By Huw Jones
LONDON (Reuters) – The draft Brexit deal agreed between Britain and the European Union won’t stop banks in London pushing ahead with relocation plans because the agreement is far from being ratified, UK financial sector officials said on Wednesday.
The deal agreed between Britain and Brussels on Tuesday includes a “business-as-usual” transition period from March to the end of 2020.
UK ministers and parliament – or the EU itself – have yet to ratify the deal, whose details are dividing the ruling Conservative Party of Prime Minister Theresa May.
“The announcement that a draft Brexit agreement has been reached between the UK and EU is a step forward, but there is still a long way to go before the deal is done,” said Catherine McGuinness, chairman of the City of London financial district.
Banks, insurers and asset managers in Britain are opening new EU hubs to avoid disruption to cross-border services next March, regardless of whether there will be a transition period.
“Our clients are continuing with their planning and execution,” said Joe Cassidy, financial services Brexit lead at consultants KPMG.
“Everybody knows we are just at the beginning and not at the end, and a lot could happen in the intervening period.”
Other industry source said only a legally binding divorce settlement and transition period would prompt banks to pause relocation plans.
“We are not there yet. Until we are, we would expect firms, regulators and governments to continue to prepare for all outcomes, including a no deal scenario,” the source said.
McGuinness said EU regulators should in the meantime urgently mirror efforts by UK regulators to address potential no-deal “cliff-edges in markets.
The European Commission published on Tuesday its no-Brexit contingency plans that include allowing EU customers to continue clearing derivatives contracts in London.
“It’s reassuring to hear increasing acknowledgment that these issues need dealing with but we need firm action, not just words. Firms cannot tackle these issues alone in the time remaining,” McGuinness said.
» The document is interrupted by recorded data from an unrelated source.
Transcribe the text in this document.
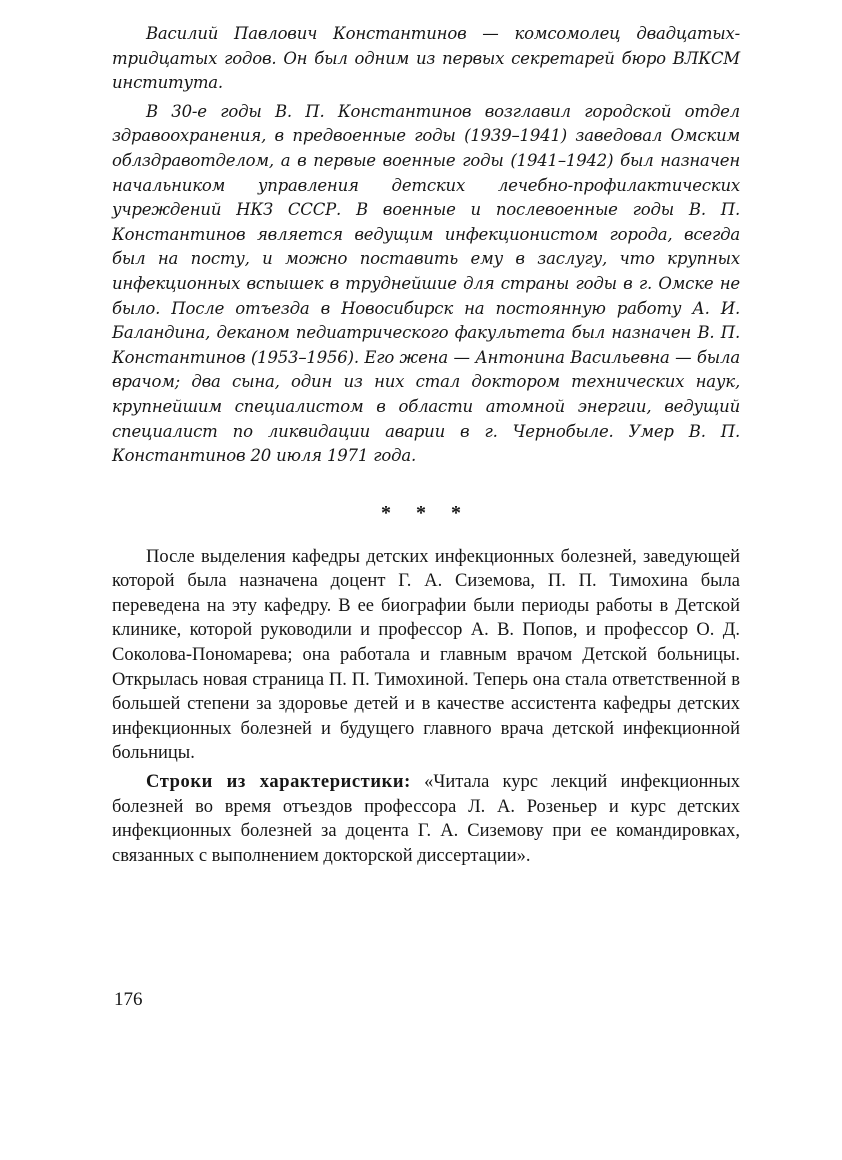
Василий Павлович Константинов — комсомолец двадцатых-тридцатых годов. Он был одним из первых секретарей бюро ВЛКСМ института.

В 30-е годы В. П. Константинов возглавил городской отдел здравоохранения, в предвоенные годы (1939–1941) заведовал Омским облздравотделом, а в первые военные годы (1941–1942) был назначен начальником управления детских лечебно-профилактических учреждений НКЗ СССР. В военные и послевоенные годы В. П. Константинов является ведущим инфекционистом города, всегда был на посту, и можно поставить ему в заслугу, что крупных инфекционных вспышек в труднейшие для страны годы в г. Омске не было. После отъезда в Новосибирск на постоянную работу А. И. Баландина, деканом педиатрического факультета был назначен В. П. Константинов (1953–1956). Его жена — Антонина Васильевна — была врачом; два сына, один из них стал доктором технических наук, крупнейшим специалистом в области атомной энергии, ведущий специалист по ликвидации аварии в г. Чернобыле. Умер В. П. Константинов 20 июля 1971 года.

* * *

После выделения кафедры детских инфекционных болезней, заведующей которой была назначена доцент Г. А. Сиземова, П. П. Тимохина была переведена на эту кафедру. В ее биографии были периоды работы в Детской клинике, которой руководили и профессор А. В. Попов, и профессор О. Д. Соколова-Пономарева; она работала и главным врачом Детской больницы. Открылась новая страница П. П. Тимохиной. Теперь она стала ответственной в большей степени за здоровье детей и в качестве ассистента кафедры детских инфекционных болезней и будущего главного врача детской инфекционной больницы.

Строки из характеристики: «Читала курс лекций инфекционных болезней во время отъездов профессора Л. А. Розеньер и курс детских инфекционных болезней за доцента Г. А. Сиземову при ее командировках, связанных с выполнением докторской диссертации».

176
Cassidy said the plans from Brussels lack detail in some areas, a reflection of how negotiations between Britain and the EU continue.
“It’s a good direction of travel,” Cassidy said.
Swiss bank UBS told CNBC on Wednesday that the next few weeks will be very important for Britain’s financial markets, whose biggest customer is the EU.
“We’re prepared for the worst, and we hope for the best,” said Axel Weber, chairman of UBS, which is spending 100 million Swiss francs on moving some of its 5,000 staff in London to Frankfurt.
Fund managers in Britain fear they won’t be able to continue managing funds worth trillions of pounds across the EU after Brexit but financial services minister John Glen said the deal would minimise “cliff-edge” risks in markets from Brexit.
“The sheer economic weight of our financial services sector is one of the strongest things in our favour. It means we will not retreat to a place of isolation nor blindly run a regulatory race to the bottom,” he told a Managed Funds Association conference.
“We have confidence the issue will be resolved and resolved soon,” he said.